CHRYSSI SIDIROPOULOU graduated from the School of Philosophy, Aristotle University of Thessaloniki, in 1990. After attending a postgraduate programme in philosophy for one year there she then moved into the University of Wales, U.K., in 1991. Her postgraduate research mainly focused on the philosophy of Ludwig Wittgenstein. At the same time she taught classes on both Wittgenstein and Plato. She received her Ph.D in 1996. During the academic year of 1996 she joined the ranks of Boğaziçi University in Istanbul, Turkey. Since then she has been lecturing on Ancient Philosophy, Medieval Philosophy, Philosophy of Mind, and Wittgenstein. Moreover, upon her coming to Boğaziçi Modern Greek became an official course of the academic curriculum; she has standardly been teaching it along with Ancient Greek. Upon being offered a scholarship she visited Abo Akademi in Turku, Finland, during September-October 1998. At Abo she conducted postdoctoral research on contemporary Philosophy of Mind (functionalism and the nature of mental life).
AREAS OF INTEREST: Wittgenstein, Ancient Philosophy (with emphasis on Plato's metaphysics and psychology), Philosophy of Religion, Philosophy of Mind, Ancient Greek Language for Philosophers
Ph.D. thesis title: Wittgenstein, the Self and Religious Life
The dissertation examines Wittegenstein's critique of Cartesian dualism along with analysing central themes in philosophy of religion and philosophy of mind. Its main target is to show that dualism is not only an untenable position in philosophy of mind; but also that, contrary to what is traditionally accepted, it is unsuitable or even destructive to fundamental religious claims (e.g. self-awareness, unique moral status, spirituality, eternal life). Within the framework of the thesis there are also specific discussions of the way the Medieval philosophers Augustine, Anselm of Canterbury and Thomas Aquinas conceive the soul and mind.
Among the courses she has taught on the undergraduate and graduate level: Introduction to Philosophy, Ancient Philosophy, Medieval Philosophy, Advanced History of Philosophy, Philosophy of Mind, Wittgenstein, Plato: Phaedo, Plato: Symposium. Also Modern Greek, Ancient Greek, and Latin at the department of Western Languages and Literatures.

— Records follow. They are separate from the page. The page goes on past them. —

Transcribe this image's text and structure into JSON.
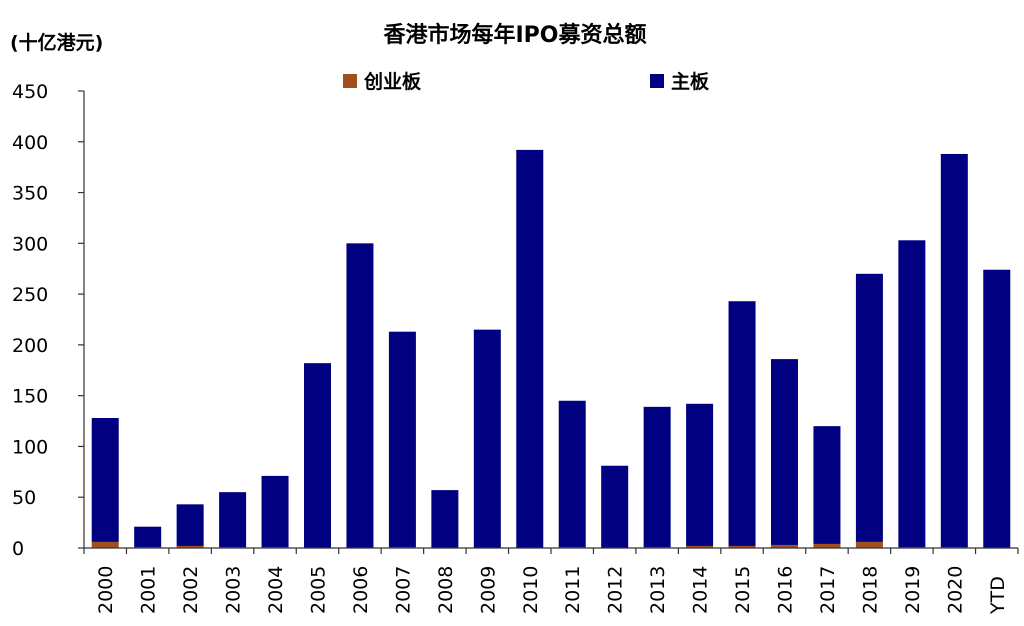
{
  "chart_data": {
    "type": "bar",
    "stacked": true,
    "title": "香港市场每年IPO募资总额",
    "unit_label": "(十亿港元)",
    "categories": [
      "2000",
      "2001",
      "2002",
      "2003",
      "2004",
      "2005",
      "2006",
      "2007",
      "2008",
      "2009",
      "2010",
      "2011",
      "2012",
      "2013",
      "2014",
      "2015",
      "2016",
      "2017",
      "2018",
      "2019",
      "2020",
      "YTD"
    ],
    "series": [
      {
        "name": "创业板",
        "color": "#a0501e",
        "values": [
          6,
          1,
          2,
          1,
          1,
          0,
          0,
          1,
          0,
          0,
          0,
          1,
          0,
          1,
          2,
          2,
          3,
          4,
          6,
          1,
          1,
          0
        ]
      },
      {
        "name": "主板",
        "color": "#000080",
        "values": [
          122,
          20,
          41,
          54,
          70,
          182,
          300,
          212,
          57,
          215,
          392,
          144,
          81,
          138,
          140,
          241,
          183,
          116,
          264,
          302,
          387,
          274
        ]
      }
    ],
    "ylim": [
      0,
      450
    ],
    "yticks": [
      0,
      50,
      100,
      150,
      200,
      250,
      300,
      350,
      400,
      450
    ],
    "grid": false,
    "legend_position": "top"
  }
}
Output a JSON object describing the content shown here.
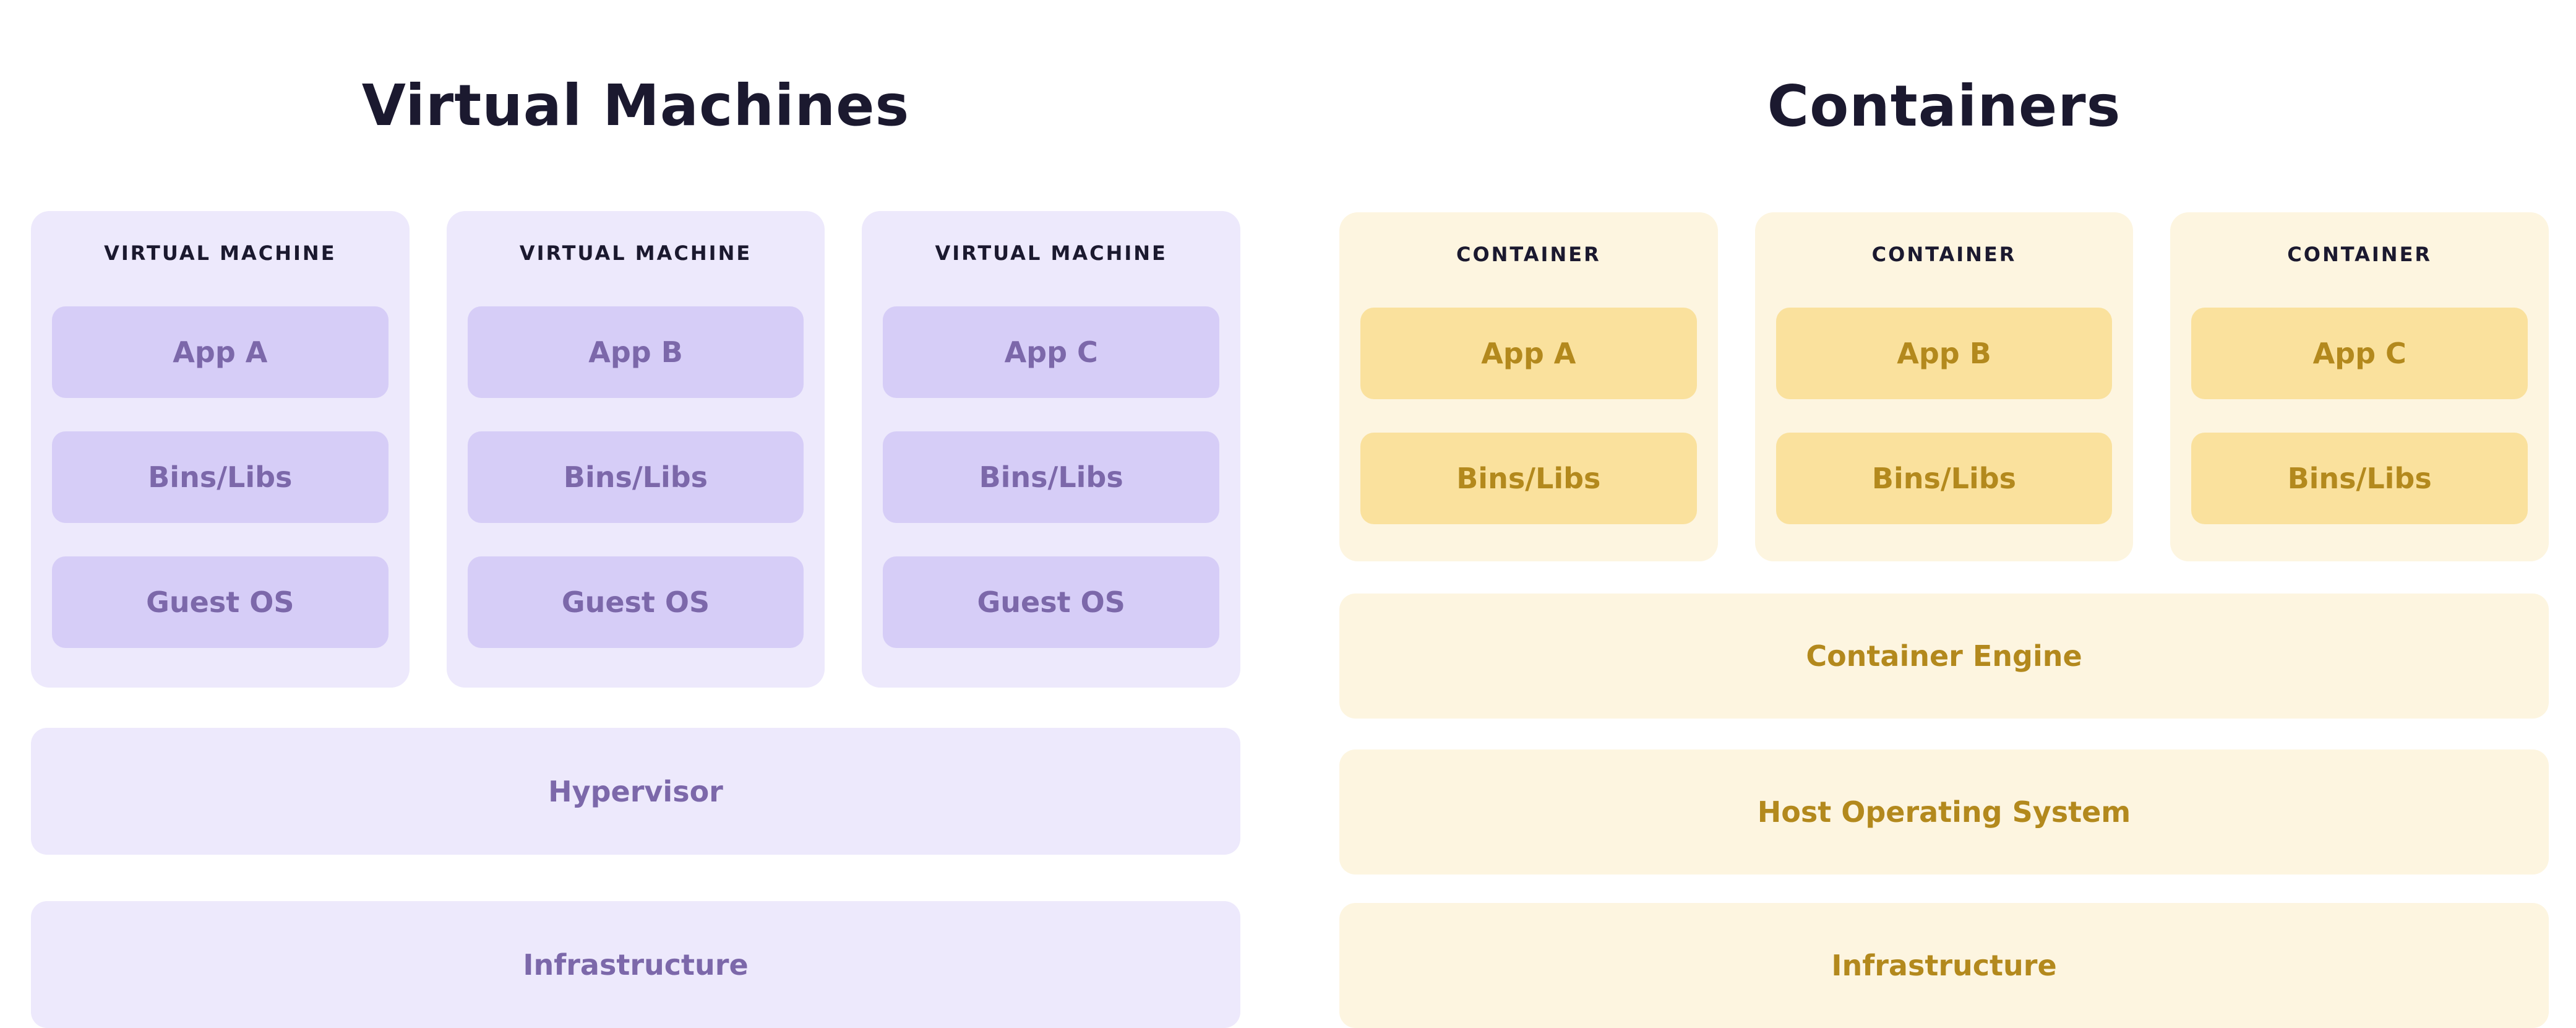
{
  "diagram": {
    "left": {
      "title": "Virtual Machines",
      "cards": [
        {
          "label": "VIRTUAL MACHINE",
          "blocks": [
            "App A",
            "Bins/Libs",
            "Guest OS"
          ]
        },
        {
          "label": "VIRTUAL MACHINE",
          "blocks": [
            "App B",
            "Bins/Libs",
            "Guest OS"
          ]
        },
        {
          "label": "VIRTUAL MACHINE",
          "blocks": [
            "App C",
            "Bins/Libs",
            "Guest OS"
          ]
        }
      ],
      "bars": [
        "Hypervisor",
        "Infrastructure"
      ]
    },
    "right": {
      "title": "Containers",
      "cards": [
        {
          "label": "CONTAINER",
          "blocks": [
            "App A",
            "Bins/Libs"
          ]
        },
        {
          "label": "CONTAINER",
          "blocks": [
            "App B",
            "Bins/Libs"
          ]
        },
        {
          "label": "CONTAINER",
          "blocks": [
            "App C",
            "Bins/Libs"
          ]
        }
      ],
      "bars": [
        "Container Engine",
        "Host Operating System",
        "Infrastructure"
      ]
    },
    "colors": {
      "heading_text": "#1b192f",
      "vm_card_bg": "#ede9fc",
      "vm_block_bg": "#d6cdf7",
      "vm_text": "#7c68aa",
      "container_card_bg": "#fdf5e0",
      "container_block_bg": "#fae19d",
      "container_text": "#b3891d",
      "page_bg": "#ffffff"
    }
  }
}
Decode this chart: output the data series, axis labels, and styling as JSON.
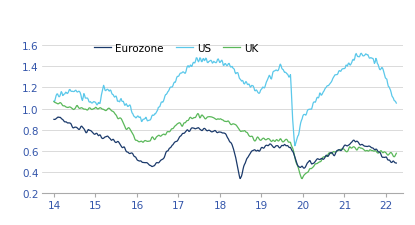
{
  "xlim": [
    13.7,
    22.4
  ],
  "ylim": [
    0.2,
    1.65
  ],
  "yticks": [
    0.2,
    0.4,
    0.6,
    0.8,
    1.0,
    1.2,
    1.4,
    1.6
  ],
  "xticks": [
    14,
    15,
    16,
    17,
    18,
    19,
    20,
    21,
    22
  ],
  "colors": {
    "eurozone": "#1b3a6b",
    "us": "#5bc8ea",
    "uk": "#5ab85a"
  },
  "legend": {
    "eurozone": "Eurozone",
    "us": "US",
    "uk": "UK"
  },
  "linewidth": 0.9,
  "noise_scale": 0.022,
  "noise_sigma": 1.2
}
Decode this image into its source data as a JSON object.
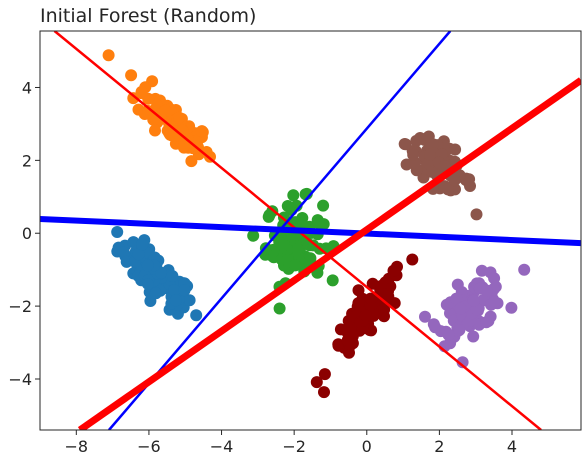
{
  "chart_data": {
    "type": "scatter",
    "title": "Initial Forest (Random)",
    "xlabel": "",
    "ylabel": "",
    "xlim": [
      -9,
      5.9
    ],
    "ylim": [
      -5.4,
      5.55
    ],
    "x_ticks": [
      -8,
      -6,
      -4,
      -2,
      0,
      2,
      4
    ],
    "y_ticks": [
      -4,
      -2,
      0,
      2,
      4
    ],
    "x_tick_labels": [
      "−8",
      "−6",
      "−4",
      "−2",
      "0",
      "2",
      "4"
    ],
    "y_tick_labels": [
      "−4",
      "−2",
      "0",
      "2",
      "4"
    ],
    "grid": false,
    "legend": "none",
    "clusters": [
      {
        "color": "#1f77b4",
        "center": [
          -5.8,
          -1.2
        ],
        "count": 95,
        "spread": [
          0.4,
          0.3
        ],
        "slope": -0.8
      },
      {
        "color": "#ff7f0e",
        "center": [
          -5.3,
          3.0
        ],
        "count": 90,
        "spread": [
          0.4,
          0.3
        ],
        "slope": -0.85
      },
      {
        "color": "#2ca02c",
        "center": [
          -2.0,
          -0.2
        ],
        "count": 95,
        "spread": [
          0.3,
          0.55
        ],
        "slope": 0.0
      },
      {
        "color": "#8c564b",
        "center": [
          2.0,
          1.9
        ],
        "count": 80,
        "spread": [
          0.35,
          0.3
        ],
        "slope": -0.6
      },
      {
        "color": "#8b0000",
        "center": [
          0.0,
          -2.3
        ],
        "count": 95,
        "spread": [
          0.4,
          0.3
        ],
        "slope": 1.1
      },
      {
        "color": "#9467bd",
        "center": [
          2.9,
          -2.0
        ],
        "count": 90,
        "spread": [
          0.35,
          0.35
        ],
        "slope": 0.5
      }
    ],
    "lines": [
      {
        "color": "#ff0000",
        "width": 2.5,
        "x": [
          -8.6,
          4.8
        ],
        "y": [
          5.55,
          -5.4
        ]
      },
      {
        "color": "#0000ff",
        "width": 2.5,
        "x": [
          -7.1,
          2.3
        ],
        "y": [
          -5.4,
          5.55
        ]
      },
      {
        "color": "#0000ff",
        "width": 6,
        "x": [
          -9,
          5.9
        ],
        "y": [
          0.39,
          -0.27
        ]
      },
      {
        "color": "#ff0000",
        "width": 7,
        "x": [
          -7.9,
          5.9
        ],
        "y": [
          -5.4,
          4.2
        ]
      }
    ]
  }
}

Some of her publications are:
"Science and Ritual: the Limits of Scientific Explanation and of the Cartesian Metaphysics of the Self" (in Greek), Neysis. Athens, Winter 1998.
"From Homer to Plato: Beginnings of the Concept of the Self in Greek Thought" (in Greek), Philologos. Summer 1998.
"Dualism and the Soul: a Wittgensteinian Approach" (in Greek), Deykalion. Athens, Winter 1999.
"Love: Its Forms, Dimensions and Paradoxes," Book Review of the book by İlham Dilman. Philosophical Investigations, vol. 23, No. 3. (Blackwell, Oxford, UK and Malden, USA, July 2000).
"Platonik Düalizm ve Ruh-bir yaklaşım denemesi," Felsefe Tartışmaları, vol. 30, 61-67, 2003 Translation (from German to Greek): Die Eigenart der Griechen: Einführung in die Griechische Kultur, by R. Harder.
She has also contributed papers and conference speeches on issues pertaining to the teaching of Greek as a foreign language.